Farmers may be able to reduce emissions and chemical runoff while boosting revenues by using a new method for extracting useful nutrients from manure, according to a recent UW-Madison study.
Scientists in Madison have developed a new technique for pulling ammonia and potassium out of livestock manure, which can be used to make fertilizer and other products, the university announced. It was detailed in a paper published Dec. 8 in the journal Nature Sustainability.
The method involves the use of a specialized nickel-based electrode, similar to those used in batteries. By placing the electrode into manure wastewater, ammonium and potassium ions are “selectively driven into and captured” by the electrode.
From there, it’s placed into a device that releases those nutrients for use in fertilizers while also making other chemical products such as hydrogen fuel or hydrogen peroxide, according to the release. UW-Madison says the method is still in the proof-of-concept stage and needs to be scaled up further, but notes it could help farmers reduce their air and water pollution while getting valuable byproducts in the process.
Initial research using small amounts of manure recovered more than half of the ammonia in one cycle, and about 85% after a second cycle.
The study was led by Song Jin, a professor of chemistry, alongside doctoral candidate Rui Wang and civil and environmental engineering Prof. Mohan Qin.

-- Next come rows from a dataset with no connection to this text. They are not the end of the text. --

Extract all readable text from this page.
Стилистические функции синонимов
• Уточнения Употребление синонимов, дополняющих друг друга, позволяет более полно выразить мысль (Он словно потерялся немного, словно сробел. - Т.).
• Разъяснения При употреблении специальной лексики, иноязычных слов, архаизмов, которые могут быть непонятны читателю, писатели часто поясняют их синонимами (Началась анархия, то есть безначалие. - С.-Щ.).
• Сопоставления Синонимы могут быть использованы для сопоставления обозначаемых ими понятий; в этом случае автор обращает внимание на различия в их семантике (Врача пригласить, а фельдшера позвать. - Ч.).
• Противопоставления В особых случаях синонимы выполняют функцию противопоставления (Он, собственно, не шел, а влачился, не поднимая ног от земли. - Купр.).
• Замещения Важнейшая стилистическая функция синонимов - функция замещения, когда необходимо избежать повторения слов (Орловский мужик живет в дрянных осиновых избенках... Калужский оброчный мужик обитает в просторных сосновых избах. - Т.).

“It looks indeed to be promising,” Qin said in a statement. “There’s a pathway to see how this might really help in the real world.”

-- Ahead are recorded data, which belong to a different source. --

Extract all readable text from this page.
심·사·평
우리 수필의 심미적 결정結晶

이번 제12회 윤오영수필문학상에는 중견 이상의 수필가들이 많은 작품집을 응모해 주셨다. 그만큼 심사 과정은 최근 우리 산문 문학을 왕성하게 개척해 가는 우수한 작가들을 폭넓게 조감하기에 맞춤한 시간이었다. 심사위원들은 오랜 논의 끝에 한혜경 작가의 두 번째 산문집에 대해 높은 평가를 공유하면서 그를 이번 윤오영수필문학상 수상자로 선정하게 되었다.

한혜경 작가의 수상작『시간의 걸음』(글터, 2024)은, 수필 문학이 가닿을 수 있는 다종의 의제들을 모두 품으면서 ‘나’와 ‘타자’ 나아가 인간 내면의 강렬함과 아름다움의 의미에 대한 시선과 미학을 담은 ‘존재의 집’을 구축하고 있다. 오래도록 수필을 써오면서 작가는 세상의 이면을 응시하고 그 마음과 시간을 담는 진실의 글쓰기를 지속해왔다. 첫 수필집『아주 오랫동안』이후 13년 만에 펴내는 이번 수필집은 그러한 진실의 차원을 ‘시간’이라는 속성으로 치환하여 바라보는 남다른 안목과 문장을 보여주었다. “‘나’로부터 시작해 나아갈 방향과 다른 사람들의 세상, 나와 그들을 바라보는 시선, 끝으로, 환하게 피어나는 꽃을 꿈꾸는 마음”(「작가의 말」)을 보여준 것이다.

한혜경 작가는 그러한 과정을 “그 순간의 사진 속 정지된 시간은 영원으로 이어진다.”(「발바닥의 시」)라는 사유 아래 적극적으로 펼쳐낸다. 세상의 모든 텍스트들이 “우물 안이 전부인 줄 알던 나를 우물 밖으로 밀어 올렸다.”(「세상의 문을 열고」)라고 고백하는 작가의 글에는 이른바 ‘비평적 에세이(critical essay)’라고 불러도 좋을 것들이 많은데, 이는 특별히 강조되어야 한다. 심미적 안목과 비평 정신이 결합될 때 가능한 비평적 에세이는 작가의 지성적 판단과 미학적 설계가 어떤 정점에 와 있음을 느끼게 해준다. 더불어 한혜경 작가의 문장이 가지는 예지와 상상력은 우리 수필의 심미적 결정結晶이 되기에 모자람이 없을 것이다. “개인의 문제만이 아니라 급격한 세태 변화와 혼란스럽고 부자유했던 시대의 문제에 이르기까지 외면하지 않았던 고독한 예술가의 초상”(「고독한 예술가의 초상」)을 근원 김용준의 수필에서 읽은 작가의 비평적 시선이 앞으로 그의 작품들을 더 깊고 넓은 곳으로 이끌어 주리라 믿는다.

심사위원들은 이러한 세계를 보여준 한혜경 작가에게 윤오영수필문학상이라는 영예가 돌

Meanwhile, an environmental analysis from Prof. Rebecca Larson of the Nelson institute for Environmental Studies found a dairy farm with 1,000 animals could cut ammonia emissions by half using the new method while “significantly reducing the amount of nitrate” going into nearby waters.
And a separate analysis, conducted by Prof. Fikile Brushett at the Massachusetts Institute of Technology, found a model dairy farm using the new method could expect resulting revenue to exceed its operating costs “so long as electricity prices aren’t exorbitant.”
Further efforts will focus on how well the method works for systems that are more similar to actual livestock operations, the release shows. Jin tells the university he’s optimistic its “benefits will continue to outweigh potential costs” at larger scales.
The Wisconsin Alumni Research Foundation has filed a provisional patent on the new technology.